Biographie notoire puisque écrite par l’ami le plus proche de KAFKA durant sa courte vie (ils se connurent à l’école et ne se quittèrent pour ainsi dire jamais), mais aussi devenu exécuteur testamentaire des écrits de KAFKA après sa mort en 1924. A ce propos, KAFKA demandera bien à BROD de détruire tous ses manuscrits, BROD n’en fera rien, c’est ainsi que le monde a eu la chance de lire l’un des plus grands écrivains qui soient.

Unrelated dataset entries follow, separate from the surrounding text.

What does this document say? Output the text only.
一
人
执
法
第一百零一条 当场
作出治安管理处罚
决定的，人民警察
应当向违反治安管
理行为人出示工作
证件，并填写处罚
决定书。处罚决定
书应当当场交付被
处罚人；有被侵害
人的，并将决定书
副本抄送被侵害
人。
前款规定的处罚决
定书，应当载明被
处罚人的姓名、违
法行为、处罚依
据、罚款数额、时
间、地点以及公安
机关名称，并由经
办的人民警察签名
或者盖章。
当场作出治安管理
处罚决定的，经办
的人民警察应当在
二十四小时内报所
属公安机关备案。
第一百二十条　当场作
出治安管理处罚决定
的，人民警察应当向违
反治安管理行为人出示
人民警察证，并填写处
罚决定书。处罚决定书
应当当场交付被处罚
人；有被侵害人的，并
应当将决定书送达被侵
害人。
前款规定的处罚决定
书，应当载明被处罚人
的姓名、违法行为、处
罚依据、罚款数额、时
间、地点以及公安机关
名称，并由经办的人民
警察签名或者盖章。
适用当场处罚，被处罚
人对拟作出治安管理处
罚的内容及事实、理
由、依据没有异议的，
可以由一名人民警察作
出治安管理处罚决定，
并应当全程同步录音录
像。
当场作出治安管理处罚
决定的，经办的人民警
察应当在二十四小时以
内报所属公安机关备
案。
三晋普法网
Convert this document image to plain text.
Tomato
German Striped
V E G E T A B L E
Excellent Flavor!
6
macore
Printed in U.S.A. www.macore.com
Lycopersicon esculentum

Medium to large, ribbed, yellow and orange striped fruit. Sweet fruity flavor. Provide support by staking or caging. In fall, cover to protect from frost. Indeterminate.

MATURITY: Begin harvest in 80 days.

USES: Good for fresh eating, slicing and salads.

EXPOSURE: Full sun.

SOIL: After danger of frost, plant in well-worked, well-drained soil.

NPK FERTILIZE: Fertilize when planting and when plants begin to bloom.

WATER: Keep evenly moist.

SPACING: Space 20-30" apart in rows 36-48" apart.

Cette biographie, c’est donc celle d’un ami, mais aussi en quelques sorte celle d’un génie, où BROD décortique, parfois ardûment, la pensée de KAFKA (qu’il nomme « Kafkéenne »). Si l’on suit le KAFKA privé, l’homme, c’est par le biais de ses convictions, que BROD développe d’une manière qui peut rebuter, sentiment pour le lecteur d’être au cœur d’un livre philosophique. Mais on découvre les rapports de KAFKA aux femmes ainsi que son désir de rester incognito, humble, malgré quelques sursauts un brin orgueilleux. Bien sûr, la relation houleuse et inégalitaire ave son père est traitée, notamment par le biais de cette « Lettre au père » d’une violence totale où KAFKA reproche à son paternel de l’étouffer et de l’humilier. BROD parle du caractère et du quotidien de KAFKA pour nous aider à déchiffrer certains de ses écrits, des nouvelles notamment. Bien entendu, il revient longuement sur la santé précaire de l’écrivain, entraînant des idées noires, des insomnies, mais il n’oublie pas son humour bien présent. Les derniers chapitres sont consacrés à l’intérêt que KAFKA a pu avoir pour le judaïsme sur les dernières années de sa vie, son apprentissage de l’hébreu, l’avènement d’une certaine « croyance ». Attention, cette biographie ne me semble pas convenir aux novices de KAFKA : il faut connaître un peu sa vie avant d’embarquer dans ce livre un peu difficile à suivre par moment. De plus, les nombreux extraits d’écrits, de journal, de lettres de KAFKA (mais aussi des écrits de ceux ou celles qui l’ont connu) sont imprimés avec une taille minuscule, ce qui peut gêner la lecture, notamment quand il est question de la « philosophie » selon KAFKA, où là on s’y reprend à plusieurs fois pour bien imprégner le message. Cependant, de par le fait qu’elle a été écrite par le personnage qui a sans doute le mieux connu KAFKA, elle me semble indispensable à lire pour tout « kafkéen » qui se respecte car c’est un témoignage de toute une vie.